Patronlar azgın kâr hırslarıyla büyümeye, işçiler ise ölmeye devam ediyor. Her gün üçer beşer ölmemiz patronlara yetmiyor. Gerekli önlemler alınmadığı için iş cinayetleri toplu kıyımlara dönüşüyor. Sermaye sınıfı işçilerin kanı, canı üzerinden büyüyor. Her geçen gün patronlara karşı öfkemiz büyüyor. Devam eden iş cinayetleri, biz işçilere mücadele ve örgütlenmeden başka yol olmadığını gösteriyor.
31 Ekim Cuma günü UİD-DER’li işçiler olarak Ermenek’te maden ocağında mahsur kalan 18 işçi için Sefaköy metrobüs durağında bir araya geldik. Arama çalışmalarına rağmen günlerdir ulaşılamayan su dolu maden ocağındaki sınıf kardeşlerimiz için yürüyüş ve basın açıklaması gerçekleştirdik. “Soma’dan Ermenek’e Madenci Katliamı Devam Ediyor, Hesabını Soracağız!” yazılı pankartla birlikte gerçekleştirdiğimiz yürüyüş boyunca “İş Kazası Değil Bu Bir Cinayet”, “Katil Şirket Hesap Verecek”, “Birleşen İşçiler Yenilmezler”, “İşçilerin Birliği Sermayeyi Yenecek!” sloganlarını haykırdık. Yaptığımız eylemde Isparta Yalvaç’ta ölen işçi kardeşlerimiz de unutulmadı. 27 kişilik araca 45 işçinin balık istifi bindirilmesi sonucu çoğu kadın 17 mevsimlik tarım işçisi yaşamını yitirdi, çok sayıda işçi yaralandı. Gerçekleştirdiğimiz eylemde bunun bir kaza değil cinayet olduğunu dillendirdik. Soma, Mecidiyeköy, Ermenek, Yalvaç ve daha birçok işçi katliamının sorumlularının hükümet ve patronlar sınıfı olduğu haykırıldı.
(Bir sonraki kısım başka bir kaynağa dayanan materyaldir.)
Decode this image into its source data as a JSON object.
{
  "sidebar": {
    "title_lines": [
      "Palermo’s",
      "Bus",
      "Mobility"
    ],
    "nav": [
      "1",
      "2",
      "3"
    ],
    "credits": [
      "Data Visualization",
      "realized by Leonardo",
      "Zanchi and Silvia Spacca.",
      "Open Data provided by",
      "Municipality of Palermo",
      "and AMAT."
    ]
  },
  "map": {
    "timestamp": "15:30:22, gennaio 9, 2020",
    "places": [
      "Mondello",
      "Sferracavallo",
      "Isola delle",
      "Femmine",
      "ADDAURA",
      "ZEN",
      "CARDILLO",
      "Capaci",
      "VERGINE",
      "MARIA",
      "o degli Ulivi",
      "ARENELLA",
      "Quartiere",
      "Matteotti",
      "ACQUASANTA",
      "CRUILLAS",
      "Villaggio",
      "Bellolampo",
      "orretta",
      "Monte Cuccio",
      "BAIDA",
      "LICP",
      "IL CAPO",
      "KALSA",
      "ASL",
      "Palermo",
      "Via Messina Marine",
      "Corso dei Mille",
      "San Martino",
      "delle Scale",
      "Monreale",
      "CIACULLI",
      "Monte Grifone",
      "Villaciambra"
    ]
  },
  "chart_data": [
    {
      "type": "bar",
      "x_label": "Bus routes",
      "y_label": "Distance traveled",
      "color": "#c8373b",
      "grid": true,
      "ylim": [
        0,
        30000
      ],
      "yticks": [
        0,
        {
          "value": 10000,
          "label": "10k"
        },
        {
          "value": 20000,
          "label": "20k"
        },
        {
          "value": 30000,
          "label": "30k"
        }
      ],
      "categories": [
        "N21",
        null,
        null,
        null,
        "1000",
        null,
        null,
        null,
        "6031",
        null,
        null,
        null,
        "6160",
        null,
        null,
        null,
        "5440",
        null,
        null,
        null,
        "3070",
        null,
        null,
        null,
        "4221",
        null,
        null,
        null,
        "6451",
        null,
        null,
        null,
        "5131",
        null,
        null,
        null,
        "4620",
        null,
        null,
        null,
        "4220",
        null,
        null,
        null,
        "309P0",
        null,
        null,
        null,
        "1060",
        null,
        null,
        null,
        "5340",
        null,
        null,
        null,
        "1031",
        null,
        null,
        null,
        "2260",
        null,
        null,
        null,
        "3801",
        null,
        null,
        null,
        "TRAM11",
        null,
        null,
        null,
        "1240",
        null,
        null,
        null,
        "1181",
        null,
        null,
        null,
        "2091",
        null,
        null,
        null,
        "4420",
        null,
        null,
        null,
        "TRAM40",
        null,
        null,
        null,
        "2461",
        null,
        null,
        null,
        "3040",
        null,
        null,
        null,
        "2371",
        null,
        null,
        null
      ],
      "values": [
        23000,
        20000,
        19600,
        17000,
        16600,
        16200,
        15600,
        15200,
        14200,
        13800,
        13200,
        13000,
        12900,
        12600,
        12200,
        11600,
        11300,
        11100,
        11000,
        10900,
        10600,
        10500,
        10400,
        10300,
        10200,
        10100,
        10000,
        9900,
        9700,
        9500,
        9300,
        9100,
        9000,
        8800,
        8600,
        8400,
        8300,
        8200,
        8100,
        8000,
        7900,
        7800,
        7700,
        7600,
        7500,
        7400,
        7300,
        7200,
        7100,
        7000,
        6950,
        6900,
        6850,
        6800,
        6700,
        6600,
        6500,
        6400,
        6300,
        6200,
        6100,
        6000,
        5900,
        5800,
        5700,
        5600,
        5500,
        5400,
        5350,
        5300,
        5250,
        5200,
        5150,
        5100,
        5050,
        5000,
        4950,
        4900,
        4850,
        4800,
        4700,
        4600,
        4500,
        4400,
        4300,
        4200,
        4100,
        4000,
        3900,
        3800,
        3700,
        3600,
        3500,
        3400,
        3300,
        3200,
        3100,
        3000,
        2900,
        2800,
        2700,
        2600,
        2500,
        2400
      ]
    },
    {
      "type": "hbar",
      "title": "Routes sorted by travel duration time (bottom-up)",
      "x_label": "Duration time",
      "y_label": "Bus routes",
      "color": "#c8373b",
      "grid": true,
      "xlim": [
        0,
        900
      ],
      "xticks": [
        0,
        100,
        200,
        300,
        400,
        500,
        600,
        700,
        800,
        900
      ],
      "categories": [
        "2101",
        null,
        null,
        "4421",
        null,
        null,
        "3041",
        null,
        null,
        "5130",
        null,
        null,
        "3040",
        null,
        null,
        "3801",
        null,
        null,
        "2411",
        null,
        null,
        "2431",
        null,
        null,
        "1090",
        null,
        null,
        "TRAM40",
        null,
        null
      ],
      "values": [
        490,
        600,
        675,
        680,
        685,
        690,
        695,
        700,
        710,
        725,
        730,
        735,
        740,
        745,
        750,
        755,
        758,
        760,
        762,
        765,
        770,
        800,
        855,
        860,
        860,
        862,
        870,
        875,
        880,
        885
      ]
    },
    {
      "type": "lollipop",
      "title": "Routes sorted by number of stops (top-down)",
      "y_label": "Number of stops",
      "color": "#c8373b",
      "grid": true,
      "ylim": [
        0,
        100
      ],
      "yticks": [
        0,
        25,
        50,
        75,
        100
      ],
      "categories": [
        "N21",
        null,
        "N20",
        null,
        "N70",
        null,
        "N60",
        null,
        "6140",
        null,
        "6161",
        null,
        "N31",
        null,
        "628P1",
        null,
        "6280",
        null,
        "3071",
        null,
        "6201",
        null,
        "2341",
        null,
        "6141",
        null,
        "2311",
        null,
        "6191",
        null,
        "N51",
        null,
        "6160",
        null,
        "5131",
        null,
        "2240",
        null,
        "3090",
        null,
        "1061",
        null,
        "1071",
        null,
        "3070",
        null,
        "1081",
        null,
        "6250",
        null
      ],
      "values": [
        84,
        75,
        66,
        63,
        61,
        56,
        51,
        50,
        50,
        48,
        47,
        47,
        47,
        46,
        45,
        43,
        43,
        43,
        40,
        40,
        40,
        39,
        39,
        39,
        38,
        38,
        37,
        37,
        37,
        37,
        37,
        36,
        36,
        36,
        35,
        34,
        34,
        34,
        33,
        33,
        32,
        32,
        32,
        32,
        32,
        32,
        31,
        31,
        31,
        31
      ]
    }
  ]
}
Yürüyüş boyunca bildirilerimizi dağıtırken çevredeki birçok işçi-emekçi evlerinden, iş yerlerinden, arabalarından alkış, ıslık ve kornalarıyla eylemimize destek verdi. Pek çok işçi, emekçi, öğrenci kortejimize katılarak bizimle birlikte yürüdü. Ağlayan, gözleri dolan kadınlar yaşanan bu olaylara isyan ettiklerini ve artık katliamların son bulmasını istediklerini dillendirdiler. Bildirilerimizden alan emekçiler haklı bir iş yaptığımızı, bizi desteklediklerini ifade ettiler.
Basın açıklamasını gerçekleştirmek üzere Sefaköy Taşkasap önüne geldiğimizde temsilci arkadaşımız basın metnini okudu. İşçi arkadaşımız, patronların iş güvenliği önlemlerinin maliyeti arttıracağı, küçük maden ocağı sahiplerinin zarar edeceği ve madenlerin kapanacağı bahanesiyle işçilere işsizlik kırbacı gösterip ölüm koşullarını dayattığını belirtti. İşçilerin hayatının patronların umurunda olmadığını ve onlar için önemli olanın daha fazla kâr ve ekonominin büyümesi olduğunu ifade etti. AKP’nin ve patronların iş cinayetlerini “normalleştirmeye” ve “kader” olarak algılatmaya çalıştığını vurgulayan UİD-DER temsilcisi, artarak devam eden işçi katliamlarını durdurmak için işçilerin bir araya gelerek mücadele etmesi gerektiğine dikkat çekti ve tüm işçi kardeşlerimizi UİD-DER saflarında mücadele etmeye çağırdı.
Yürüyüş ve basın açıklamasının ardından UİD-DER Sefaköy temsilciliğimizde toplandık. Sorunlarımızı ve çözüm yollarını konuşmak üzere eylemimizi sonlandırdık.